Have you ever wondered why geese fly in that V formation we’ve seen moving across the sky? The answer is simple: it’s easier that way. Flying takes a lot of energy. When a goose flaps its wings, it generates lift. The flapping creates an updraft; and if another bird positions itself slightly above and behind the first bird, it can take advantage of this updraft to make its own flight less tiresome. Then if another bird positions itself above and behind that second bird – well, you get the picture. When the lead bird gets tired, it drops back, and another moves into that more tiresome front position. (Being lead goose mean more work, something we humans should remember.) One study showed that by flying in formation, geese increase their range by seventy percent on long migratory flights. They move as a unified team.
Another goose fact. If one of the birds becomes injured or ill and must drop out of the formation, it is not left alone. Two others will also drop out and stay by their weakened friend. They stand by, ready to protect the weak one from predators until it either heals or dies. They are willing to delay their own journey to shield the one needing help.

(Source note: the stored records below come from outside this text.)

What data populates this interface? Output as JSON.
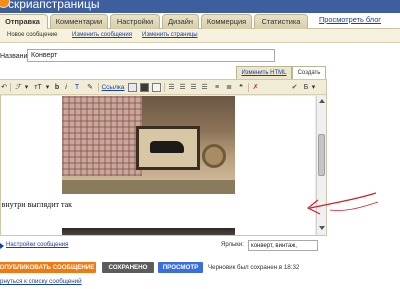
{
  "header": {
    "brand": "скриапстраницы"
  },
  "main_tabs": {
    "items": [
      {
        "label": "Отправка",
        "active": true
      },
      {
        "label": "Комментарии",
        "active": false
      },
      {
        "label": "Настройки",
        "active": false
      },
      {
        "label": "Дизайн",
        "active": false
      },
      {
        "label": "Коммерция",
        "active": false
      },
      {
        "label": "Статистика",
        "active": false
      }
    ],
    "view_blog": "Просмотреть блог"
  },
  "sub_tabs": [
    {
      "label": "Новое сообщение",
      "current": true
    },
    {
      "label": "Изменить сообщения",
      "current": false
    },
    {
      "label": "Изменить страницы",
      "current": false
    }
  ],
  "post": {
    "title_label": "Название:",
    "title_value": "Конверт",
    "mode_html": "Изменить HTML",
    "mode_compose": "Создать"
  },
  "toolbar": {
    "font_glyph": "ℱ",
    "size_glyph": "тT",
    "bold": "b",
    "italic": "i",
    "link_label": "Ссылка",
    "spell_glyph": "Б"
  },
  "content": {
    "caption": "а внутри выглядит так"
  },
  "settings": {
    "link_label": "Настройки сообщения",
    "labels_label": "Ярлыки:",
    "labels_value": "конверт, винтаж,"
  },
  "actions": {
    "publish": "ОПУБЛИКОВАТЬ СООБЩЕНИЕ",
    "saved": "СОХРАНЕНО",
    "preview": "ПРОСМОТР",
    "draft_status": "Черновик был сохранен в 18:32",
    "back_link": "рнуться к списку сообщений"
  },
  "colors": {
    "header_blue": "#3d5f9e",
    "tab_beige": "#e9e3c9",
    "publish_orange": "#f07a12",
    "saved_gray": "#5c5c5c",
    "preview_blue": "#3b6fdc",
    "annotation_red": "#d1202a",
    "link_blue": "#1a3fa8"
  },
  "icons": [
    "logo-icon",
    "undo-icon",
    "font-icon",
    "size-icon",
    "text-color-icon",
    "highlight-icon",
    "link-icon",
    "image-icon",
    "video-icon",
    "jump-break-icon",
    "align-left-icon",
    "align-center-icon",
    "align-right-icon",
    "justify-icon",
    "numbered-list-icon",
    "bullet-list-icon",
    "quote-icon",
    "clear-format-icon",
    "spellcheck-icon"
  ]
}
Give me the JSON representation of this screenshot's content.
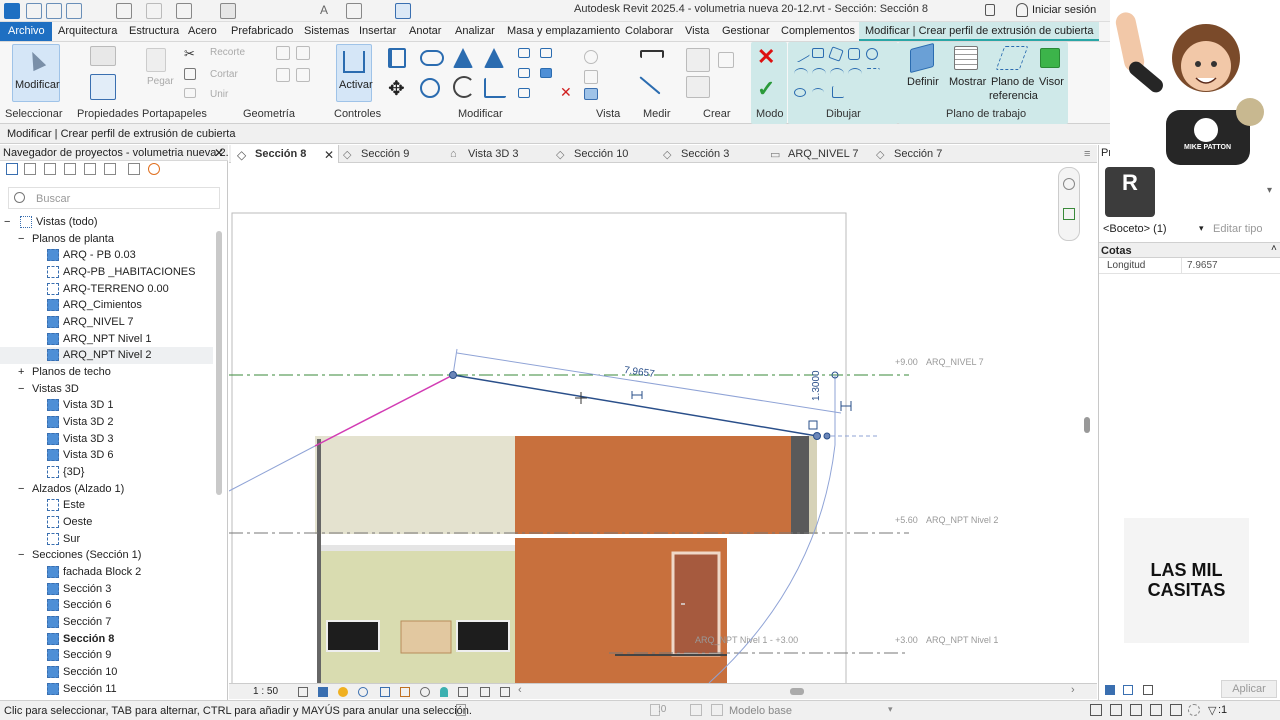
{
  "titlebar": {
    "title": "Autodesk Revit 2025.4 - volumetria nueva 20-12.rvt - Sección: Sección 8",
    "signin": "Iniciar sesión"
  },
  "menubar": {
    "items": [
      "Archivo",
      "Arquitectura",
      "Estructura",
      "Acero",
      "Prefabricado",
      "Sistemas",
      "Insertar",
      "Anotar",
      "Analizar",
      "Masa y emplazamiento",
      "Colaborar",
      "Vista",
      "Gestionar",
      "Complementos",
      "Modificar | Crear perfil de extrusión de cubierta"
    ]
  },
  "ribbon": {
    "modify_label": "Modificar",
    "paste_label": "Pegar",
    "recorte_label": "Recorte",
    "cortar_label": "Cortar",
    "unir_label": "Unir",
    "activar_label": "Activar",
    "definir_label": "Definir",
    "mostrar_label": "Mostrar",
    "plano_ref_label1": "Plano de",
    "plano_ref_label2": "referencia",
    "visor_label": "Visor",
    "panels": [
      "Seleccionar",
      "Propiedades",
      "Portapapeles",
      "Geometría",
      "Controles",
      "Modificar",
      "Vista",
      "Medir",
      "Crear",
      "Modo",
      "Dibujar",
      "Plano de trabajo"
    ]
  },
  "context_bar": "Modificar | Crear perfil de extrusión de cubierta",
  "browser": {
    "title": "Navegador de proyectos - volumetria nueva 2...",
    "search_placeholder": "Buscar",
    "root": "Vistas (todo)",
    "groups": {
      "plantas": "Planos de planta",
      "techo": "Planos de techo",
      "vistas3d": "Vistas 3D",
      "alzados": "Alzados (Alzado 1)",
      "secciones": "Secciones (Sección 1)"
    },
    "plantas": [
      "ARQ - PB 0.03",
      "ARQ-PB _HABITACIONES",
      "ARQ-TERRENO 0.00",
      "ARQ_Cimientos",
      "ARQ_NIVEL 7",
      "ARQ_NPT Nivel 1",
      "ARQ_NPT Nivel 2"
    ],
    "vistas3d": [
      "Vista 3D 1",
      "Vista 3D 2",
      "Vista 3D 3",
      "Vista 3D 6",
      "{3D}"
    ],
    "alzados": [
      "Este",
      "Oeste",
      "Sur"
    ],
    "secciones": [
      "fachada Block 2",
      "Sección 3",
      "Sección 6",
      "Sección 7",
      "Sección 8",
      "Sección 9",
      "Sección 10",
      "Sección 11"
    ]
  },
  "tabs": [
    "Sección 8",
    "Sección 9",
    "Vista 3D 3",
    "Sección 10",
    "Sección 3",
    "ARQ_NIVEL 7",
    "Sección 7"
  ],
  "canvas": {
    "dim_length": "7.9657",
    "dim_height": "1.3000",
    "levels": [
      {
        "elev": "+9.00",
        "name": "ARQ_NIVEL 7"
      },
      {
        "elev": "+5.60",
        "name": "ARQ_NPT Nivel 2"
      },
      {
        "elev": "+3.00",
        "name": "ARQ_NPT Nivel 1"
      }
    ],
    "level_left": "ARQ_NPT Nivel 1 - +3.00"
  },
  "viewbar": {
    "scale": "1 : 50"
  },
  "properties": {
    "header": "Pro",
    "type_selector": "<Boceto> (1)",
    "edit_type": "Editar tipo",
    "section": "Cotas",
    "rows": [
      {
        "label": "Longitud",
        "value": "7.9657"
      }
    ],
    "apply": "Aplicar"
  },
  "statusbar": {
    "hint": "Clic para seleccionar, TAB para alternar, CTRL para añadir y MAYÚS para anular una selección.",
    "zero": ":0",
    "model": "Modelo base",
    "filter": ":1"
  },
  "brand": {
    "line1": "LAS MIL",
    "line2": "CASITAS"
  },
  "avatar_shirt": "MIKE PATTON",
  "colors": {
    "accent": "#1e6fc2",
    "context_tab": "#cfe9e9",
    "wall_orange": "#c8703d",
    "sketch_magenta": "#d23cb4"
  }
}
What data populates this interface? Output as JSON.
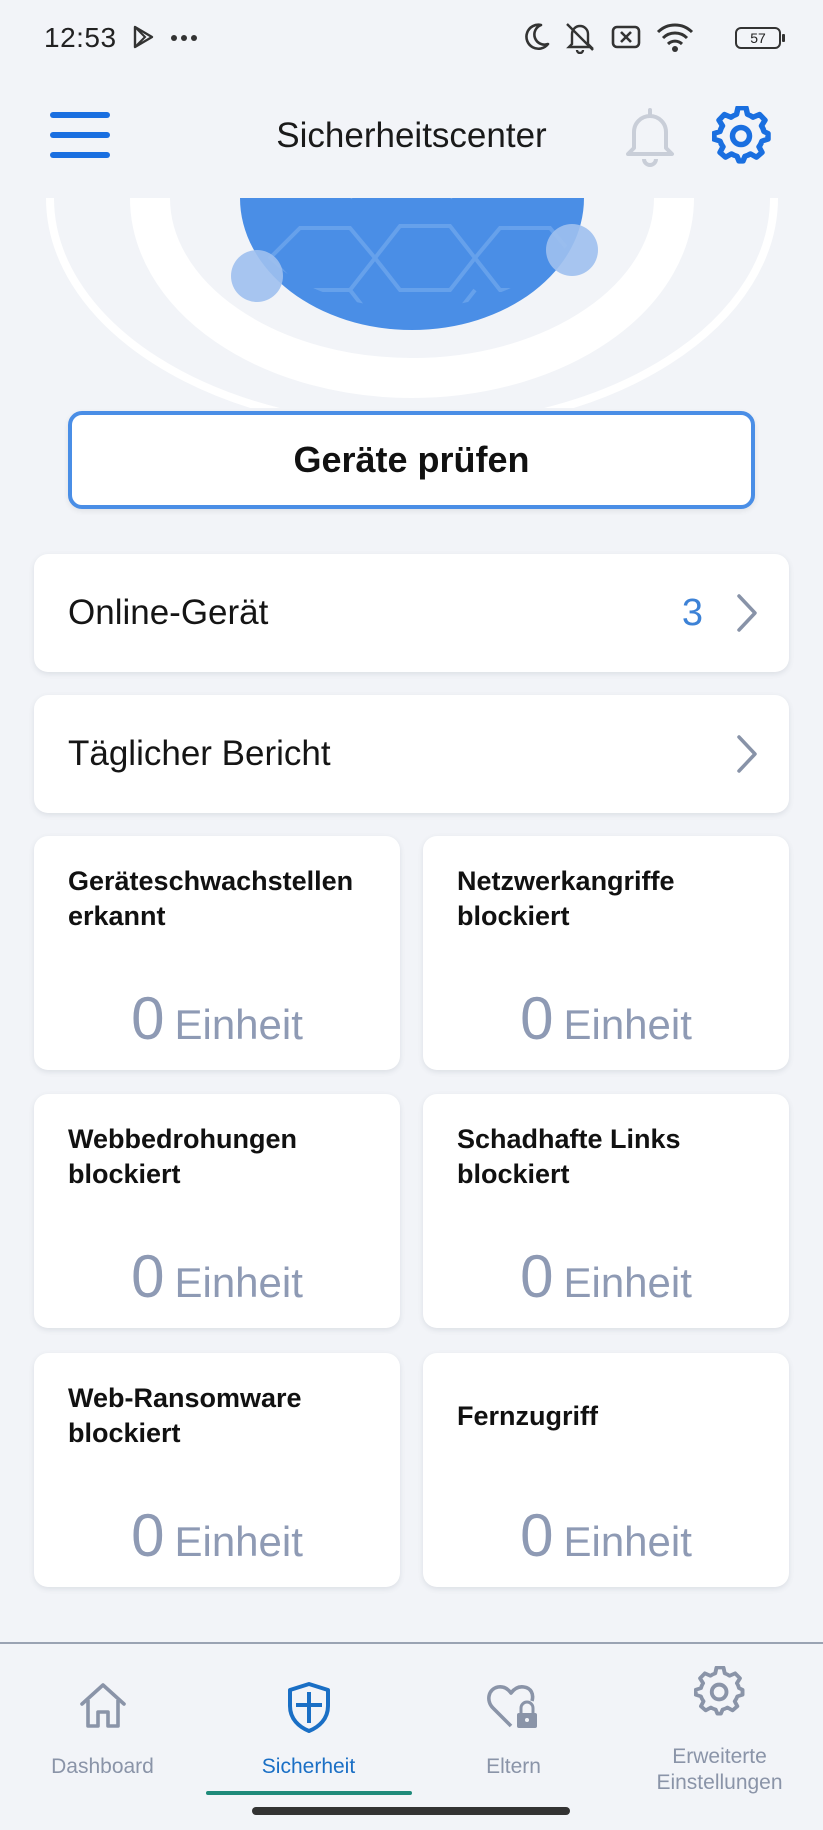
{
  "status_bar": {
    "time": "12:53",
    "battery": "57"
  },
  "header": {
    "title": "Sicherheitscenter",
    "menu_icon": "hamburger-menu-icon",
    "bell_icon": "bell-icon",
    "settings_icon": "gear-icon"
  },
  "scan_button": {
    "label": "Geräte prüfen"
  },
  "rows": [
    {
      "label": "Online-Gerät",
      "count": "3"
    },
    {
      "label": "Täglicher Bericht",
      "count": ""
    }
  ],
  "stats": [
    {
      "title": "Geräteschwachstellen erkannt",
      "value": "0",
      "unit": "Einheit"
    },
    {
      "title": "Netzwerkangriffe blockiert",
      "value": "0",
      "unit": "Einheit"
    },
    {
      "title": "Webbedrohungen blockiert",
      "value": "0",
      "unit": "Einheit"
    },
    {
      "title": "Schadhafte Links blockiert",
      "value": "0",
      "unit": "Einheit"
    },
    {
      "title": "Web-Ransomware blockiert",
      "value": "0",
      "unit": "Einheit"
    },
    {
      "title": "Fernzugriff",
      "value": "0",
      "unit": "Einheit"
    }
  ],
  "nav": [
    {
      "label": "Dashboard",
      "icon": "home-icon",
      "active": false
    },
    {
      "label": "Sicherheit",
      "icon": "shield-icon",
      "active": true
    },
    {
      "label": "Eltern",
      "icon": "heart-lock-icon",
      "active": false
    },
    {
      "label": "Erweiterte Einstellungen",
      "icon": "gear-icon",
      "active": false
    }
  ],
  "colors": {
    "accent": "#1a6fe0",
    "active_nav": "#1a6fc5",
    "indicator": "#1f8a7a",
    "muted_value": "#8e9ab4",
    "background": "#f2f4f8"
  }
}
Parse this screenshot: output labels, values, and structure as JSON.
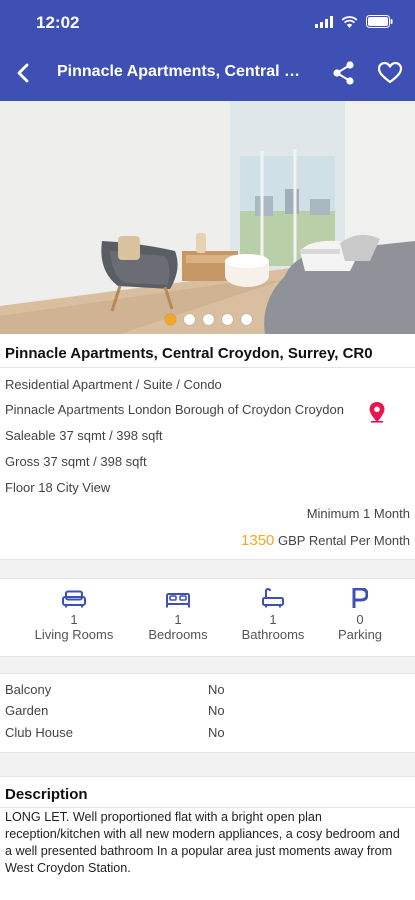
{
  "status_bar": {
    "time": "12:02"
  },
  "header": {
    "title": "Pinnacle Apartments, Central Croydon, Surrey, CR0"
  },
  "gallery": {
    "dot_count": 5,
    "active_index": 0
  },
  "listing": {
    "title": "Pinnacle Apartments, Central Croydon, Surrey, CR0",
    "type": "Residential Apartment / Suite / Condo",
    "address": "Pinnacle Apartments London Borough of Croydon Croydon",
    "saleable": "Saleable 37 sqmt / 398 sqft",
    "gross": "Gross 37 sqmt / 398 sqft",
    "floor": "Floor 18 City View",
    "minimum": "Minimum 1 Month",
    "price_amount": "1350",
    "price_unit": " GBP Rental Per Month"
  },
  "features": [
    {
      "icon": "sofa-icon",
      "count": "1",
      "label": "Living Rooms"
    },
    {
      "icon": "bed-icon",
      "count": "1",
      "label": "Bedrooms"
    },
    {
      "icon": "bathtub-icon",
      "count": "1",
      "label": "Bathrooms"
    },
    {
      "icon": "parking-icon",
      "count": "0",
      "label": "Parking"
    }
  ],
  "amenities": [
    {
      "name": "Balcony",
      "value": "No"
    },
    {
      "name": "Garden",
      "value": "No"
    },
    {
      "name": "Club House",
      "value": "No"
    }
  ],
  "description": {
    "heading": "Description",
    "text": "LONG LET. Well proportioned flat with a bright open plan reception/kitchen with all new modern appliances, a cosy bedroom and a well presented bathroom In a popular area just moments away from West Croydon Station."
  },
  "colors": {
    "accent": "#3f50b5",
    "price": "#f5a623",
    "pin": "#e8134f"
  }
}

Birds may be smarter than humans. They seem to have learned lessons some of us still haven’t mastered.
Supporting Each Other
Moses was a mighty leader – the lead goose, so to speak – but Exodus 17:8-13 records a time when he was not strong enough for the situation the Israelites faced. They were in battle with Amalek near Rephidim. Moses was positioned on top of the hill with the rod of God in his hand. When he lifted the rod, Israel prevailed. When his arms dropped back down, Amalek prevailed. But in time his hands grew heavy, and he could not keep the rod extended. This is when Aaron and Hur sat him upon a stone, stood one on each side of him, and held his hands steady until the sun went down and the battle was won. With humility, this mighty leader allowed others to help when he was too weak to carry on alone.
Each of us will face times when we need the help of others — and times when we need to help others. Don’t be afraid to drop back in the formation and allow the lift of another’s wings to keep you going. And if you notice a friend growing weak and dropping away from the formation, don’t be reluctant to drop back to strengthen and protect them from the enemy’s attack. Why should anyone face life’s difficulties alone when we can be a strength to each other? We can travel farther and easier when we fly together.
“The generous will prosper; those who refresh others will themselves be refreshed” (Proverbs 11:25, NLT).
Thank You, Lord for those You have placed in my life to helped me when I am weak. In turn, make me aware of those around me who need encouragement and strength during difficult times. Give me the wisdom to respond in a way that brings strength and healing. None of us need fly solo when we are in the body of Christ.